Pharmaceutical teams rely on building blocks like this one to create new kinase inhibitors, antivirals, and anti-inflammatory agents. We’ve seen external partners advance promising candidates from gram-scale synthesis through multi-step pilot plant validation, leveraging the reliable halogen pattern our process delivers. In 2021, a collaborator published data showing that the 5,6-dibromo motif accelerated late-stage C–N bond formation thanks to clean reactivity profiles.
Agrochemical explorers continue to seek scaffolds able to withstand harsh field conditions. Our materials have entered in early-stage evaluations for new broad-spectrum protectants. A few companies report smoother ADMET outcomes compared to analogs bearing only one bromine or different ring orientations. This shows the level of trust and forward momentum our manufacturing ethos delivers.

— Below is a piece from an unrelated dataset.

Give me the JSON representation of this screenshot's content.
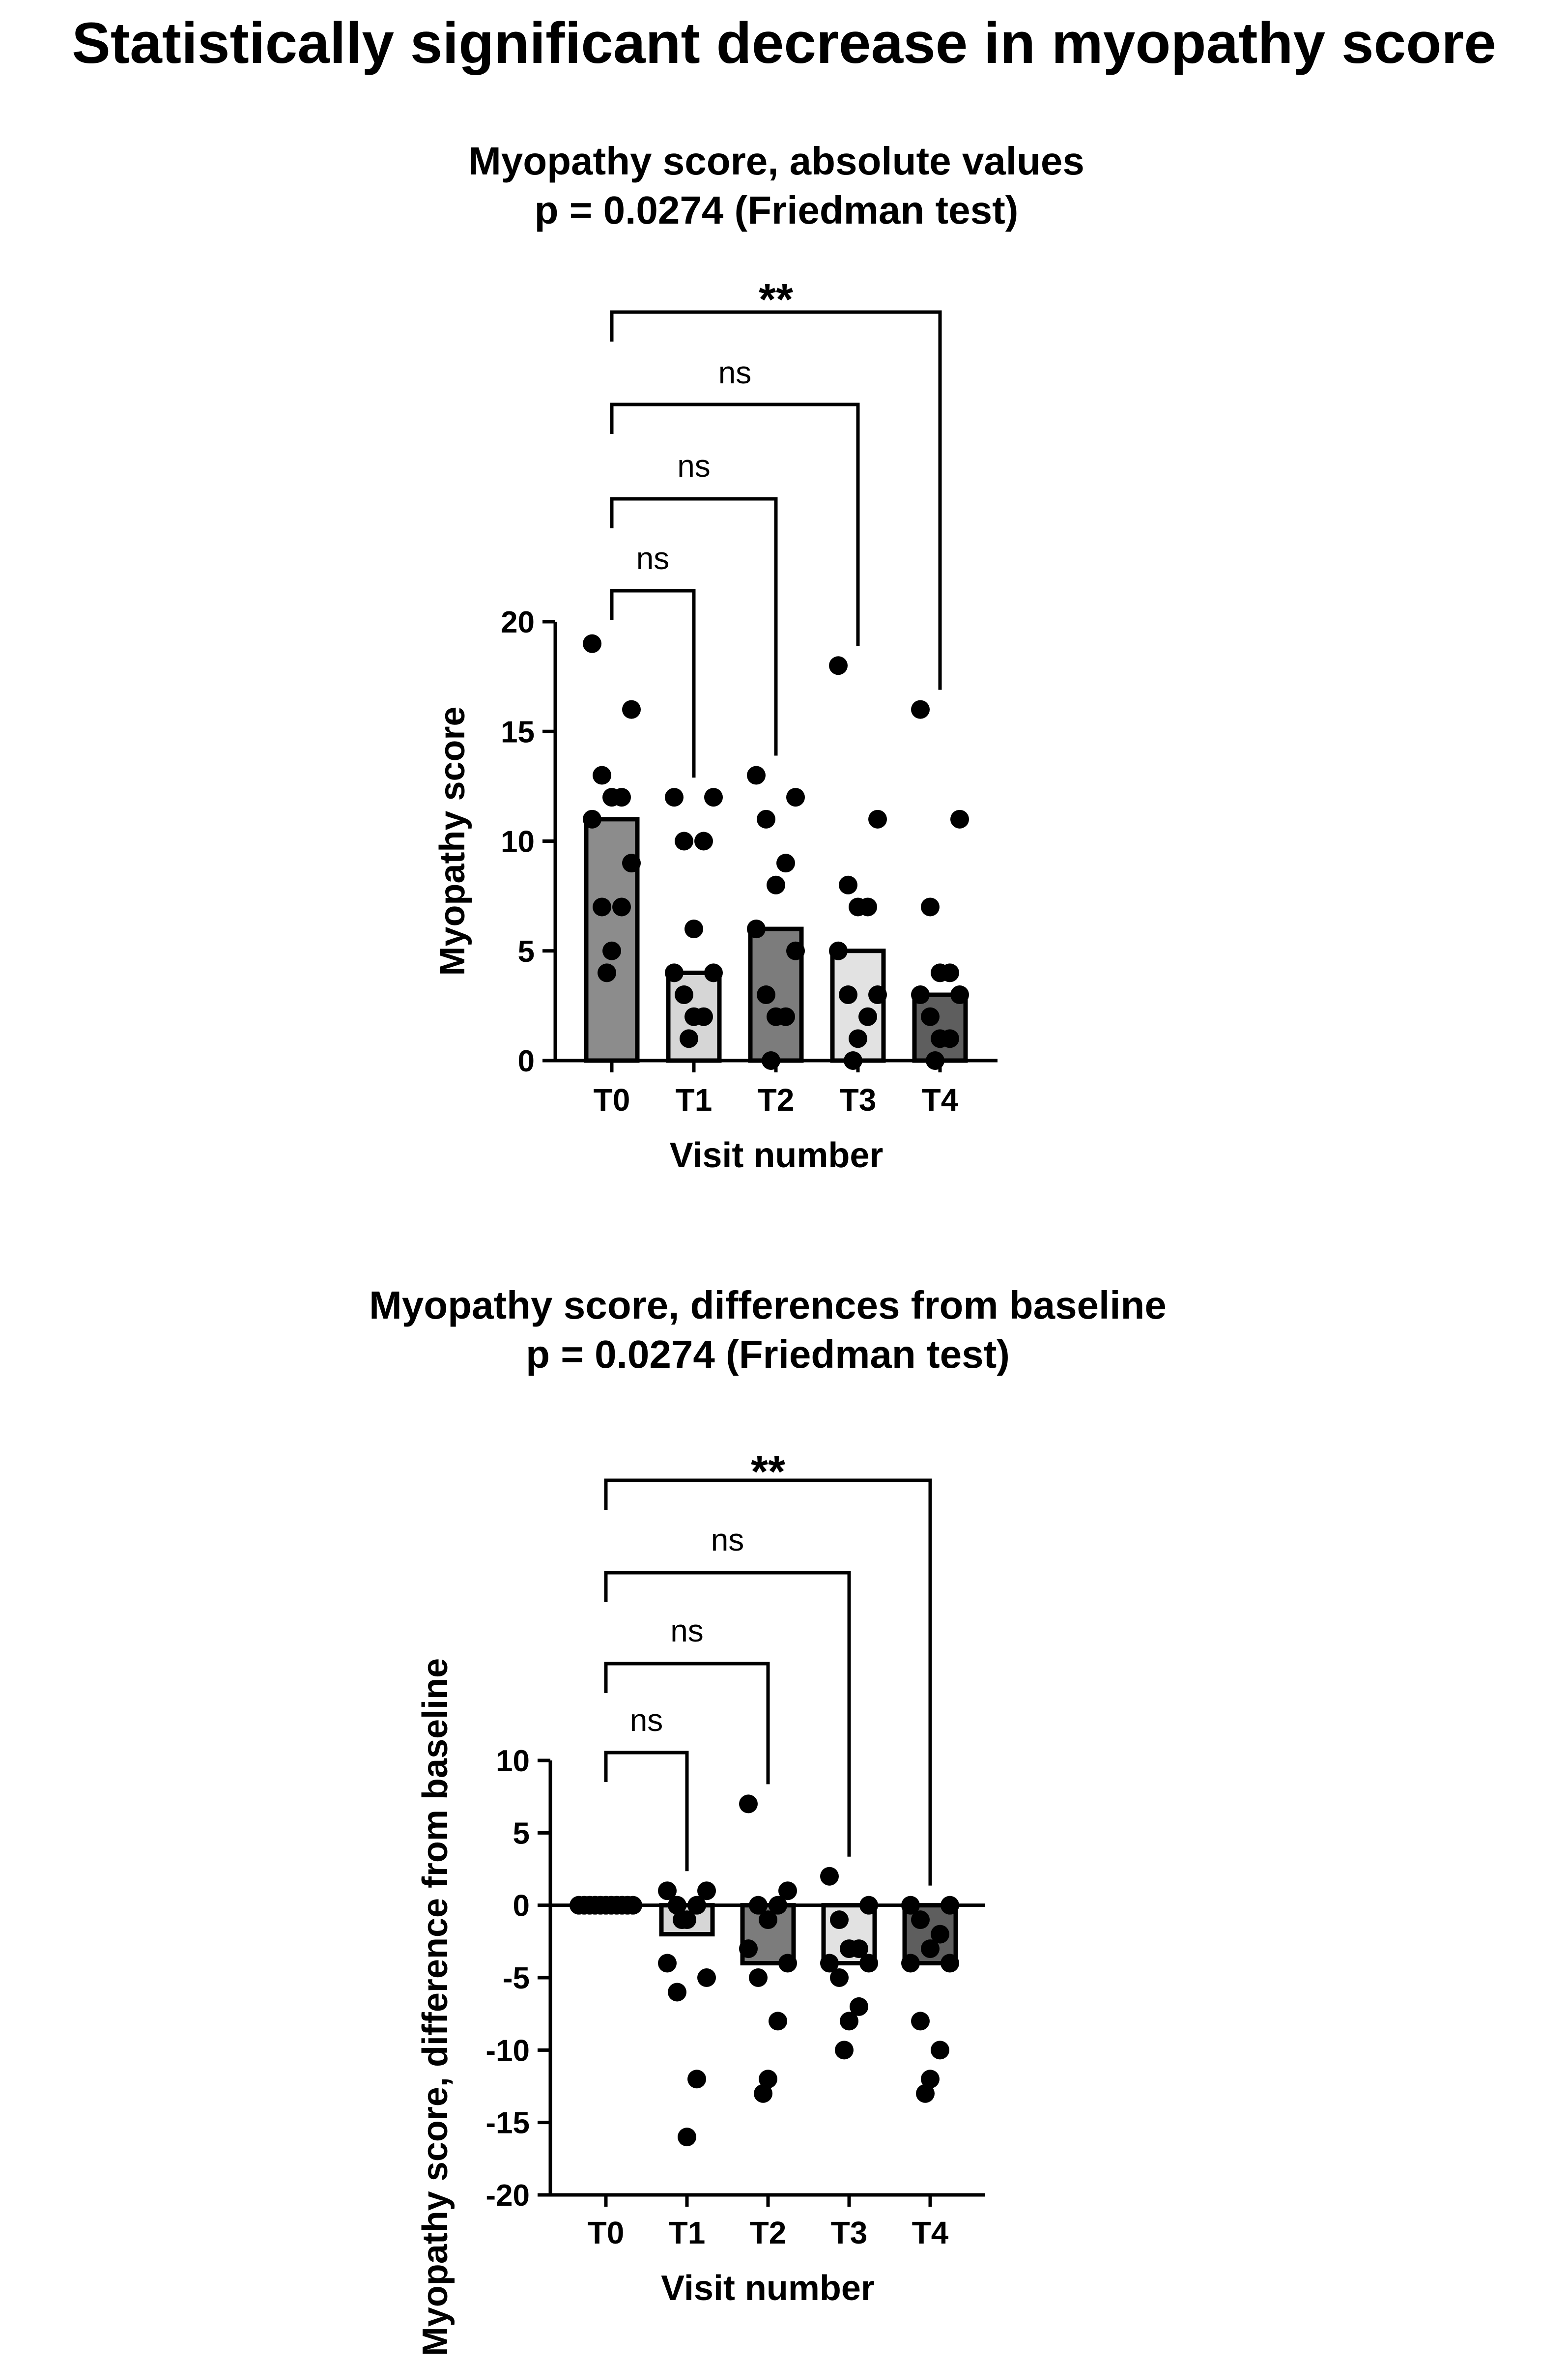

Requests come in for custom derivatization or alternative salt forms compatible with novel formulations. Unlike traders, we don’t pass these on blindly. Instead, we engage, drawing on years of in-house improvement and roundtable discussions with process chemists and engineers. For us, these are not one-off sales but problem-solving events that make both parties smarter.
Comparing 5,6-dibromopyridine-3-carboxylic acid with more ubiquitous analogs sheds light on why some researchers pay a premium for these structures. Mono-brominated pyridines exist in greater supply but require more steps for poly-functionalization, increasing waste and tedious purification stages. This product, manufactured with precise regioselectivity, allows for rapid, targeted transformations. Fewer byproducts form during select coupling and cyclization reactions, freeing teams from time-consuming column chromatography.
The carboxylic acid group, sitting distant from the electron-withdrawing bromine atoms, offers reliability for further amidation or esterification. Customers often highlight this difference when comparing activity and yield with less-substituted pyridine bases. Halogen dances on the ring can make or break patent strategies—changing the reactivity landscape and sometimes the entire pharmacological profile of the lead compound.
We started scaling up 5,6-dibromopyridine-3-carboxylic acid after observing a steady uptick in exploratory patent filings focusing on polyhalo pyridine scaffolds. As major innovation cycles demand broader libraries and smarter design, we’ve kept pace not just with demand, but with practical insights from front-line users. Advanced applications in proteomics, specialty polymers, and crop protection chemistry constantly push the requirements surrounding purity and processability. We take these as design constraints, not afterthoughts.
From early trials marked by inconsistent bromine uptake, to current fully documented lots, our experience guides our hand. Many intermediates look similar on a spec sheet. It is the “minor impurities” and ease of purification that show true difference during trial runs. Our knowledge gets built batch by batch—sometimes as simple as noticing a slight oiling out during storage, other times as complex as mapping impurity profiles when a reaction goes off track. This discipline leads to a product we stand behind, and innovations customers can count on.
We believe a real manufacturer’s value lies in the practical knowledge behind every drum and flask. That’s not knowledge learned behind a desk, but from repeated interaction with reactors, glassware, and analytical readouts under pressure. We help end users do their job faster, cleaner, and with fewer surprises, because we’ve sweated the same details ourselves. Every day, our commitment stays anchored in making sure the next batch stays as good as the last, and every bit as useful to the people who depend on it.